Small, and sometimes significant, improvements to your credit score can be made with some relatively simple changes in behavior.

Always be cautious with your new found credit worthiness, that it doesn’t end up leading you to even more credit problems.   Once your credit improves, instead of rushing out and getting things that won’t help your financial future, consider using your new credit power to renegotiate your current credit, with lower interest rates so that your monthly bill is lowered, and contribute the difference to debt reduction.

It pains us, as debt collection attorneys in Florida, to see people that could be making small incremental changes to their credit behavior, that could ultimately find themselves out of debt, not doing so.

Grow your credit score

Here’s the 4 simplest ways to improve your credit.

1. Check your credit report for mistakes.

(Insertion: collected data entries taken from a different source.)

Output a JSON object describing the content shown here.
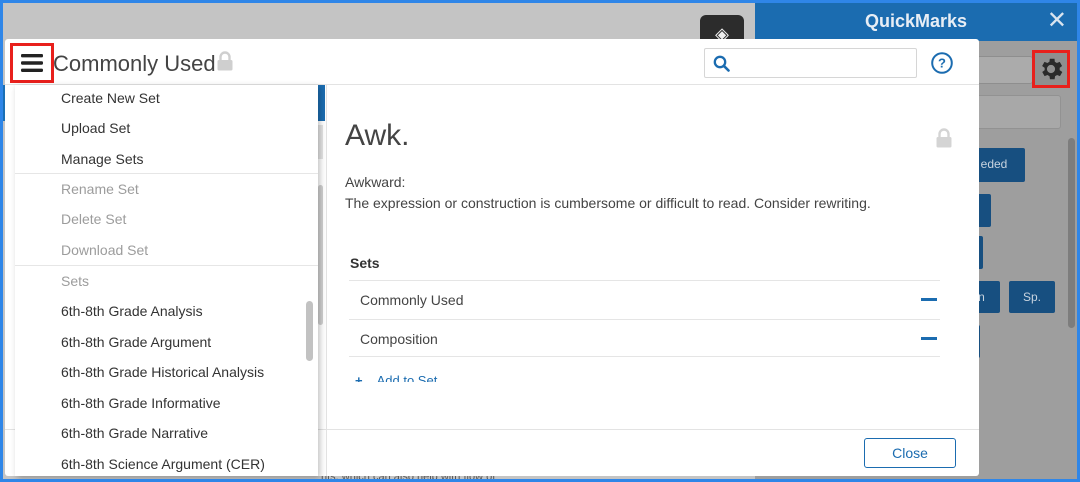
{
  "quickmarks": {
    "title": "QuickMarks",
    "close_glyph": "✕",
    "buttons": [
      {
        "label": "eded"
      },
      {
        "label": ""
      },
      {
        "label": ""
      },
      {
        "label": "n"
      },
      {
        "label": "Sp."
      },
      {
        "label": ""
      }
    ]
  },
  "modal": {
    "title": "Commonly Used",
    "search": {
      "value": "",
      "placeholder": ""
    },
    "menu": {
      "items": [
        {
          "label": "Create New Set",
          "enabled": true
        },
        {
          "label": "Upload Set",
          "enabled": true
        },
        {
          "label": "Manage Sets",
          "enabled": true
        },
        {
          "label": "Rename Set",
          "enabled": false
        },
        {
          "label": "Delete Set",
          "enabled": false
        },
        {
          "label": "Download Set",
          "enabled": false
        }
      ],
      "section_label": "Sets",
      "sets": [
        "6th-8th Grade Analysis",
        "6th-8th Grade Argument",
        "6th-8th Grade Historical Analysis",
        "6th-8th Grade Informative",
        "6th-8th Grade Narrative",
        "6th-8th Science Argument (CER)"
      ]
    },
    "mark": {
      "title": "Awk.",
      "label": "Awkward:",
      "description": "The expression or construction is cumbersome or difficult to read. Consider rewriting."
    },
    "sets_heading": "Sets",
    "assigned_sets": [
      "Commonly Used",
      "Composition"
    ],
    "add_to_set_label": "Add to Set",
    "close_label": "Close"
  },
  "background": {
    "footer_text": "nts, which can also help with flow of"
  },
  "colors": {
    "accent": "#1b6cb0",
    "highlight": "#e8201c",
    "frame": "#2f86e8"
  }
}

Yes, there are mistakes, there’s identity theft, people forget to take paid bills off your record, you can track when certain debts are set to expire and plan your credit accordingly.  How can you improve something without measuring it?   Check your score often!

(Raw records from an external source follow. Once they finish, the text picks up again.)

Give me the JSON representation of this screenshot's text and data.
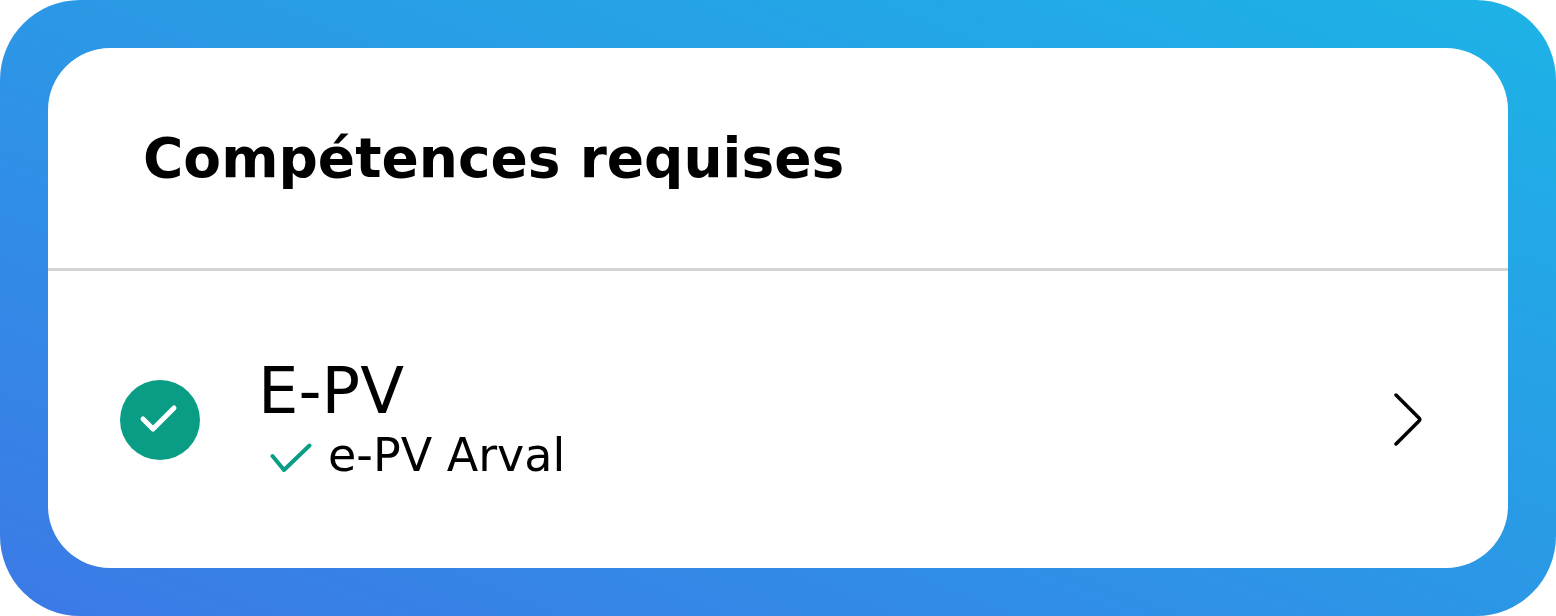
{
  "title": "Compétences requises",
  "skills": [
    {
      "name": "E-PV",
      "checked": true,
      "sub_items": [
        {
          "label": "e-PV Arval",
          "checked": true
        }
      ]
    }
  ]
}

2. Always pay bills on time.

A $200 Power bill, with a $50 late fee, and a $35 bounced check charge, followed by a $100 reconnect fee…. and your $200 power bill not only hurt your credit, but it cost you an extra $185, money that could have been used to help pay down other debts.   The world is far less expensive when you pay on-time.

3. Reduce your outstanding debt.

Even $10 extra with every payment.  The idea is  lower the income to debt ratio.  Everything you pay, but don’t consequently spend the new credit, will lower your credit score.  Making minimum credit card payments will sometimes not even cover your credit card fees and interest charges.  That means making minimum payments could even hurt your credit scores as the ratio of credit to available credit never changes, never goes down.

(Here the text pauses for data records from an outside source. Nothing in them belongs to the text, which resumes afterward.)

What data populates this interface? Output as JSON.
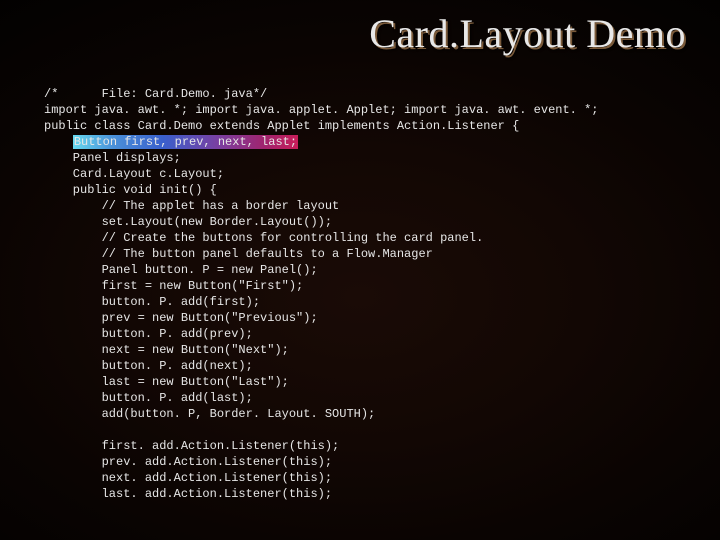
{
  "title": "Card.Layout Demo",
  "code": {
    "l0": "/*      File: Card.Demo. java*/",
    "l1": "import java. awt. *; import java. applet. Applet; import java. awt. event. *;",
    "l2": "public class Card.Demo extends Applet implements Action.Listener {",
    "l3": "Button first, prev, next, last;",
    "l4": "    Panel displays;",
    "l5": "    Card.Layout c.Layout;",
    "l6": "    public void init() {",
    "l7": "        // The applet has a border layout",
    "l8": "        set.Layout(new Border.Layout());",
    "l9": "        // Create the buttons for controlling the card panel.",
    "l10": "        // The button panel defaults to a Flow.Manager",
    "l11": "        Panel button. P = new Panel();",
    "l12": "        first = new Button(\"First\");",
    "l13": "        button. P. add(first);",
    "l14": "        prev = new Button(\"Previous\");",
    "l15": "        button. P. add(prev);",
    "l16": "        next = new Button(\"Next\");",
    "l17": "        button. P. add(next);",
    "l18": "        last = new Button(\"Last\");",
    "l19": "        button. P. add(last);",
    "l20": "        add(button. P, Border. Layout. SOUTH);",
    "blank": "",
    "l21": "        first. add.Action.Listener(this);",
    "l22": "        prev. add.Action.Listener(this);",
    "l23": "        next. add.Action.Listener(this);",
    "l24": "        last. add.Action.Listener(this);"
  }
}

4.  Negotiate Credit Limits.

Here’s a tricky one, because if a credit agrees to extend you more credit, the knee jerk want, is to go spend more money.  What we really want to see is a creditor granting you more credit, but you don’t increase the amount of debt.  This increases the ratios of debt to available credit, and makes you look better on paper as you go and apply for that mortgage.

Try calling your credit card companies once or twice a year and asking for a credit increase.  A no answer won’t hurt you, a Yes answer, will improve your credit score, as long as you are disciplined.

The simple truth is people with better credit scores, pay less for their credit.  If you were to diligently work on lowering your scores, and leveraging those scores into lower credit costs, the savings could be re-invested in paying off even more debt.. and in that never ending circle you find yourself on the road to responsible credit use, and a great credit score.